亀田興毅、バンタム限界か。ボクサーとして限界か。

亀田興毅、バンタム限界か。ボクサーとして限界か。
11月19日、8度目の防衛を果たしたWBA世界バンタム級王者「亀田興毅」に対し、各メディアや世論の声では階級が限界である声や、ボクサーとして既に限界であるのではないかという声がついに表だって大きく取り上げられています。


もう述べるまでもありませんが、19日の韓国での防衛戦では、今までで最も酷い疑惑の判定防衛を治めた亀田興毅。多くのライターがチャレンジャーの孫の実力の無さに対し、辛勝した王者である亀田の衰えについて語っています。

ボクシングは経験者なら分りますが、パンチは全て下半身を使って打つものであり、手打ちのパンチでは簡単には相手を倒す事は出来ません。普段足腰を鍛えているプロボクサー達ですから、体重の乗った威力あるパンチを打つ事が出来ます。

ディフェンスにしても棒立ちでパンチを受ける事はなく、足腰が強くなければ相手のパンチの威力を受け流す事も出来ません。孫は全て手打ちのパンチだったにも関わらず、亀田は連打を浴び、ダウンまでも取られました。

まだダークヒーロー的な存在だった時は、ハードな練習により、足腰の強さから強烈な左ストレートも打てたし、カウンターもありました。しかし、この試合では孫にパンチを当てても「倒せるパンチ」が一切ありませんでした。

やはり練習不足のせいとしか思えません。ボクサーは引退しても毎日走る事がやめられない人もいます。それだけロードワークは当たり前のようで、非常に大切な事です。もし十分なロードワークもしていない世界チャンプなら、ボクサーを名乗るのはどうかと思います。

正直、試合は「世界戦」と呼べるレベルではありませんでした。確かに亀田一家のお陰でボクシングが盛り上がった時もありましたが、これでは「世界チャンピオン」の価値が下がってしまいます。

全くボクシングに興味の無い人ならば、「WBA世界バンタム級チャンピオンで8回防衛」と聞けば、「よく分からないが、8回もベルトを守ってるなら凄いんだろう」、と思ってしまうでしょう。
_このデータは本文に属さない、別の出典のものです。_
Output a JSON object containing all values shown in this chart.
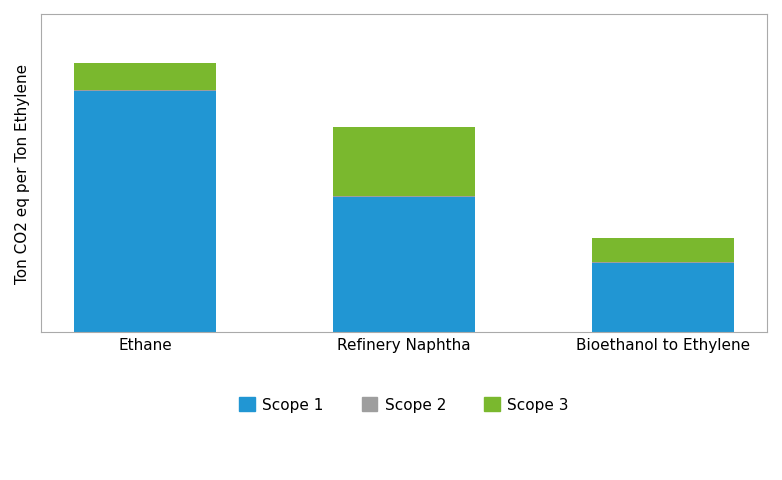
{
  "categories": [
    "Ethane",
    "Refinery Naphtha",
    "Bioethanol to Ethylene"
  ],
  "scope1": [
    1.82,
    1.02,
    0.52
  ],
  "scope2": [
    0.01,
    0.01,
    0.01
  ],
  "scope3": [
    0.2,
    0.52,
    0.18
  ],
  "colors": {
    "scope1": "#2196d3",
    "scope2": "#9e9e9e",
    "scope3": "#7ab82e"
  },
  "ylabel": "Ton CO2 eq per Ton Ethylene",
  "legend_labels": [
    "Scope 1",
    "Scope 2",
    "Scope 3"
  ],
  "bar_width": 0.55,
  "background_color": "#ffffff",
  "ylim": [
    0,
    2.4
  ],
  "legend_marker_size": 10,
  "spine_color": "#aaaaaa",
  "tick_fontsize": 11
}
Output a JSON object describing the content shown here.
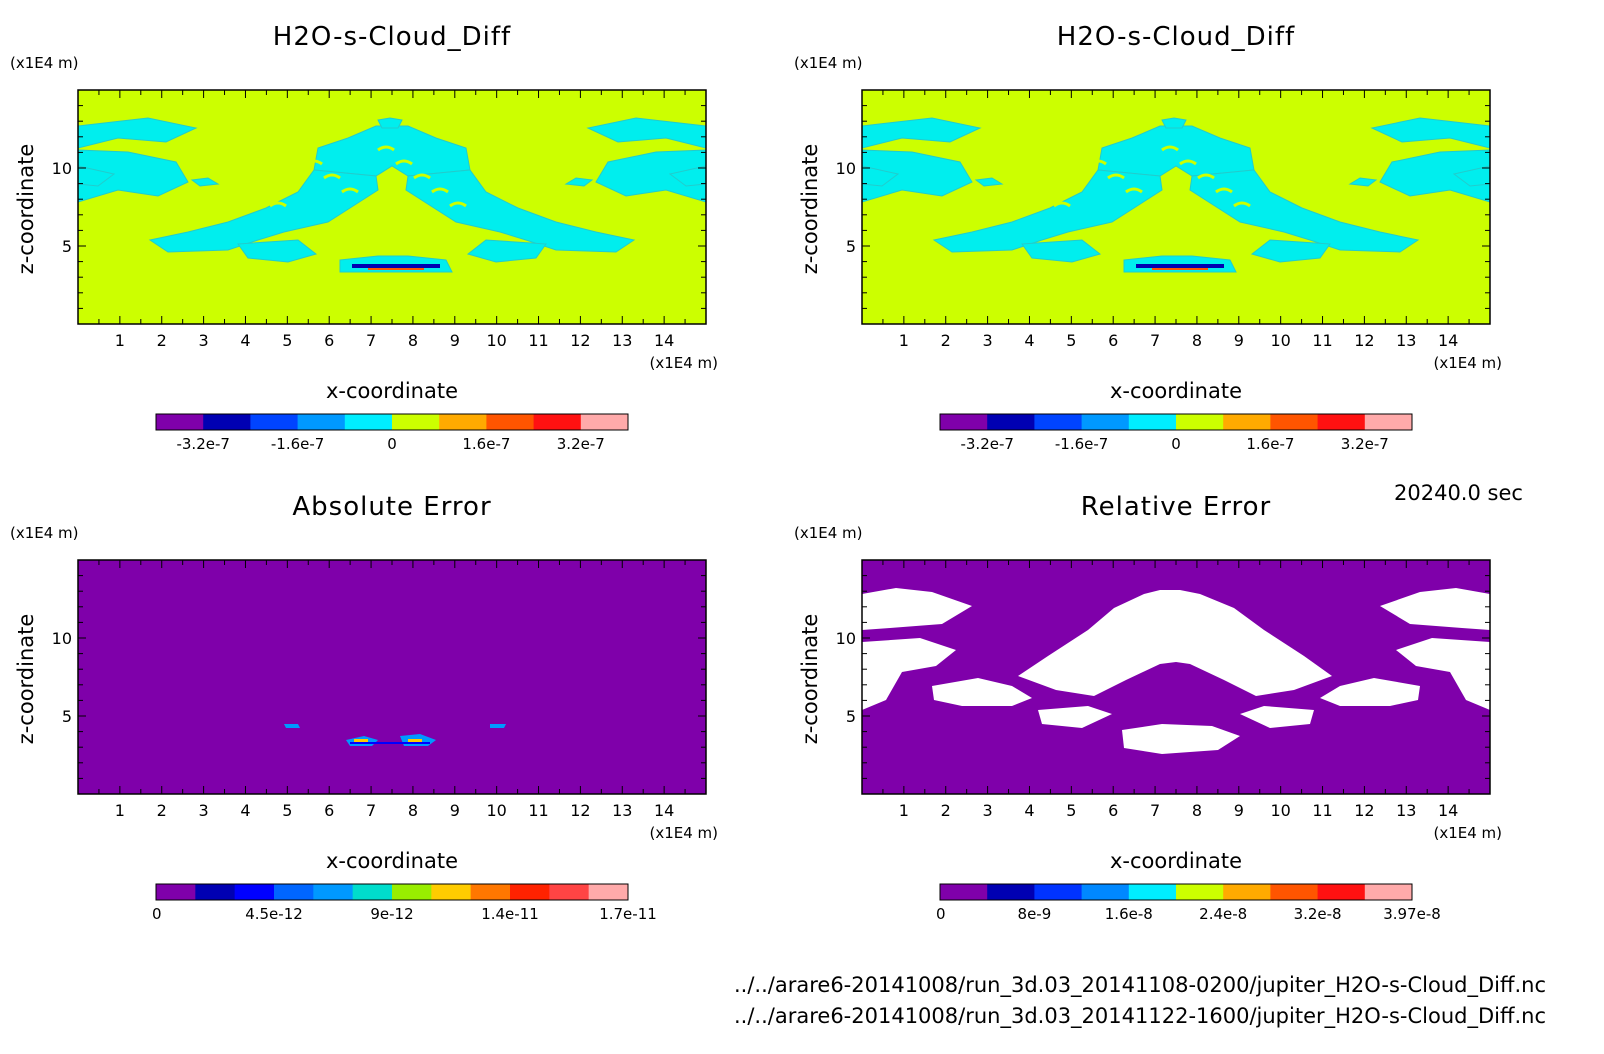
{
  "chart_data": [
    {
      "type": "heatmap",
      "title": "H2O-s-Cloud_Diff",
      "xlabel": "x-coordinate",
      "ylabel": "z-coordinate",
      "x_unit": "(x1E4 m)",
      "y_unit": "(x1E4 m)",
      "xlim": [
        0,
        15
      ],
      "ylim": [
        0,
        15
      ],
      "x_ticks": [
        1,
        2,
        3,
        4,
        5,
        6,
        7,
        8,
        9,
        10,
        11,
        12,
        13,
        14
      ],
      "y_ticks": [
        5,
        10
      ],
      "background": "#ccff00",
      "feature": "#00eeee",
      "colorbar": {
        "colors": [
          "#7f00aa",
          "#0000b2",
          "#0044ff",
          "#0099ff",
          "#00eeff",
          "#ccff00",
          "#ffaa00",
          "#ff5500",
          "#ff1111",
          "#ffaaaa"
        ],
        "labels": [
          "-3.2e-7",
          "-1.6e-7",
          "0",
          "1.6e-7",
          "3.2e-7"
        ]
      }
    },
    {
      "type": "heatmap",
      "title": "H2O-s-Cloud_Diff",
      "xlabel": "x-coordinate",
      "ylabel": "z-coordinate",
      "x_unit": "(x1E4 m)",
      "y_unit": "(x1E4 m)",
      "xlim": [
        0,
        15
      ],
      "ylim": [
        0,
        15
      ],
      "x_ticks": [
        1,
        2,
        3,
        4,
        5,
        6,
        7,
        8,
        9,
        10,
        11,
        12,
        13,
        14
      ],
      "y_ticks": [
        5,
        10
      ],
      "background": "#ccff00",
      "feature": "#00eeee",
      "colorbar": {
        "colors": [
          "#7f00aa",
          "#0000b2",
          "#0044ff",
          "#0099ff",
          "#00eeff",
          "#ccff00",
          "#ffaa00",
          "#ff5500",
          "#ff1111",
          "#ffaaaa"
        ],
        "labels": [
          "-3.2e-7",
          "-1.6e-7",
          "0",
          "1.6e-7",
          "3.2e-7"
        ]
      }
    },
    {
      "type": "heatmap",
      "title": "Absolute Error",
      "xlabel": "x-coordinate",
      "ylabel": "z-coordinate",
      "x_unit": "(x1E4 m)",
      "y_unit": "(x1E4 m)",
      "xlim": [
        0,
        15
      ],
      "ylim": [
        0,
        15
      ],
      "x_ticks": [
        1,
        2,
        3,
        4,
        5,
        6,
        7,
        8,
        9,
        10,
        11,
        12,
        13,
        14
      ],
      "y_ticks": [
        5,
        10
      ],
      "background": "#7f00aa",
      "feature": "#0099ff",
      "colorbar": {
        "colors": [
          "#7f00aa",
          "#0000b2",
          "#0000ff",
          "#0066ff",
          "#0099ff",
          "#00ddcc",
          "#99ee00",
          "#ffcc00",
          "#ff7700",
          "#ff2200",
          "#ff4444",
          "#ffaaaa"
        ],
        "labels": [
          "0",
          "4.5e-12",
          "9e-12",
          "1.4e-11",
          "1.7e-11"
        ]
      }
    },
    {
      "type": "heatmap",
      "title": "Relative Error",
      "xlabel": "x-coordinate",
      "ylabel": "z-coordinate",
      "x_unit": "(x1E4 m)",
      "y_unit": "(x1E4 m)",
      "xlim": [
        0,
        15
      ],
      "ylim": [
        0,
        15
      ],
      "x_ticks": [
        1,
        2,
        3,
        4,
        5,
        6,
        7,
        8,
        9,
        10,
        11,
        12,
        13,
        14
      ],
      "y_ticks": [
        5,
        10
      ],
      "background": "#7f00aa",
      "feature": "#ffffff",
      "colorbar": {
        "colors": [
          "#7f00aa",
          "#0000b2",
          "#0033ff",
          "#0088ff",
          "#00eeff",
          "#ccff00",
          "#ffaa00",
          "#ff5500",
          "#ff1111",
          "#ffaaaa"
        ],
        "labels": [
          "0",
          "8e-9",
          "1.6e-8",
          "2.4e-8",
          "3.2e-8",
          "3.97e-8"
        ]
      }
    }
  ],
  "timestamp": "20240.0 sec",
  "footer": {
    "file1": "../../arare6-20141008/run_3d.03_20141108-0200/jupiter_H2O-s-Cloud_Diff.nc",
    "file2": "../../arare6-20141008/run_3d.03_20141122-1600/jupiter_H2O-s-Cloud_Diff.nc"
  }
}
しかし、本当の世界チャンピオンと呼ばれる人達のレベルはこの様なものではありません。

また防衛回数も8となり、日本歴代4位にランク入りしています。この防衛記録に関しても「パンチの無い弱い相手」ばかりであり、これもボクシングファンからすれば納得のいかない記録であり、「もうボクシングは止めてくれ」という声が今までで最大限にあがっています。

まともに練習もせず、世界タイトルマッチを行う王者なんて歴代でいたでしょうか。練習せずとも勝てる相手を選んできたのではないでしょうか。今回、完全に返り内にあっての防衛は、世界タイトルの価値を下げる事となりました。

身体能力的に限界であるならば、WBAスーパー王者モレノと試合して、華々しく散る方がボクサーとしても人間としても、皆から称賛されると思います。まだ体力が残っているのならば、慢心せずに以前の様にとにかく練習をする事が必要だと思います。

これ以上、歴代の日本人世界チャンプ達の功績を汚すような試合はやめてほしいです。